On production platform it is required that you create the topic in which you want to insert manually.

Runtime Compatibility¶

PySpark : ✅
Spark : ✅

Examples¶

---
type: punchline
runtime: spark
version: '6.0'
dag:
- settings:
    input_data:
    - date: "{{ from }}"
      name: from_date
    - date: "{{ to }}"
      name: to_date
  component: input
  publish:
  - stream: data
  type: dataset_generator
- settings:
    truncate: false
  component: show
  subscribe:
  - component: input
    stream: data
  type: show
- type: sql
  component: sql
  settings:
    statement: SELECT to_json(map('people', named_struct('date', date, 'name', name)))
      AS value FROM input_data
  subscribe:
  - component: input
    stream: data
  publish:
  - stream: data
- type: kafka_batch_output
  component: output_kafka
  subscribe:
  - component: sql
    stream: data
  settings:
    topic: jonathan

Expected input dataset¶

key (optional)	value (required)	topic (optional)
can be string type or binary	can be string type or binary	string type only

Key column can be used as an id column (i.e partition number) where all rows with similar id will be sent to the same partition/filtering data before parsing value column.

This can be used to guarantee data ordering within a kafka partition while also enabling the users to do Kafka Sql on topics...

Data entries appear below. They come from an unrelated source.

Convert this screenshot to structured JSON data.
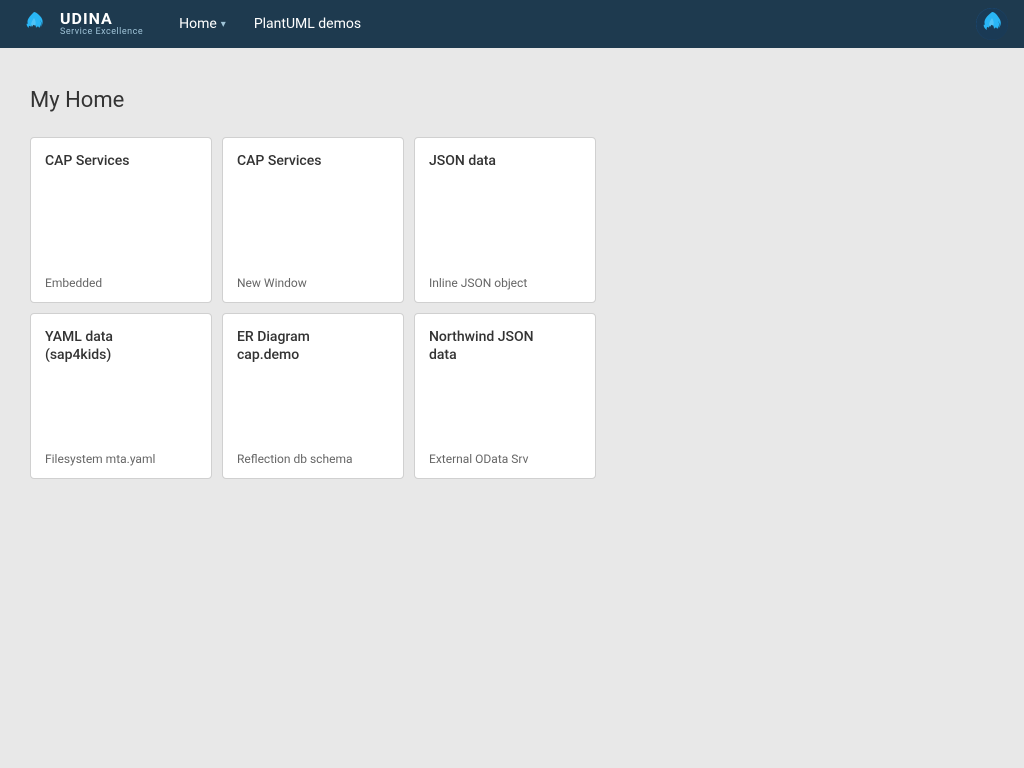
{
  "app": {
    "logo_title": "UDINA",
    "logo_subtitle": "Service Excellence",
    "nav_home_label": "Home",
    "nav_plantuml_label": "PlantUML demos"
  },
  "page": {
    "title": "My Home"
  },
  "cards": [
    {
      "id": "cap-embedded",
      "title": "CAP Services",
      "subtitle": "Embedded"
    },
    {
      "id": "cap-window",
      "title": "CAP Services",
      "subtitle": "New Window"
    },
    {
      "id": "json-data",
      "title": "JSON data",
      "subtitle": "Inline JSON object"
    },
    {
      "id": "yaml-data",
      "title": "YAML data\n(sap4kids)",
      "subtitle": "Filesystem mta.yaml"
    },
    {
      "id": "er-diagram",
      "title": "ER Diagram\ncap.demo",
      "subtitle": "Reflection db schema"
    },
    {
      "id": "northwind",
      "title": "Northwind JSON\ndata",
      "subtitle": "External OData Srv"
    }
  ]
}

In case no key is defined, data are sent to different partition using the round-robin fashion of a given topic.

Parameters¶

Name	Type	mandatory	Default value	Description
brokers	List of Json	true	NONE	a list of json objects with two fields: `host`: String and `port`: Integer. This list is used to start a connection with your kafka cluster.
topic	String	true	NONE	name of the topic on which you want to push data.
kafka_settings	Map K-V	false	NONE	Valid spark kafka settings. See Kafka 0.10 doc

Kafka Settings¶

Name	Type	mandatory	Default value	Description
kafka.security.protocol	String	true with Kafka SSL	NONE	Security protocol to contact Kafka
kafka.ssl.truststore.location	String	true with Kafka SSL	NONE	Path to client truststore to check Kafka SSL certificate.
kafka.ssl.truststore.password	String	true with Kafka SSL	NONE	Password to open client truststore.
kafka.ssl.keystore.location	String	true with Kafka SSL and client authentication	NONE	Path to the client keystore to send to Kafka SSL.
kafka.ssl.keystore.password	String	true with Kafka SSL and client authentication	NONE	Password to open client keystore.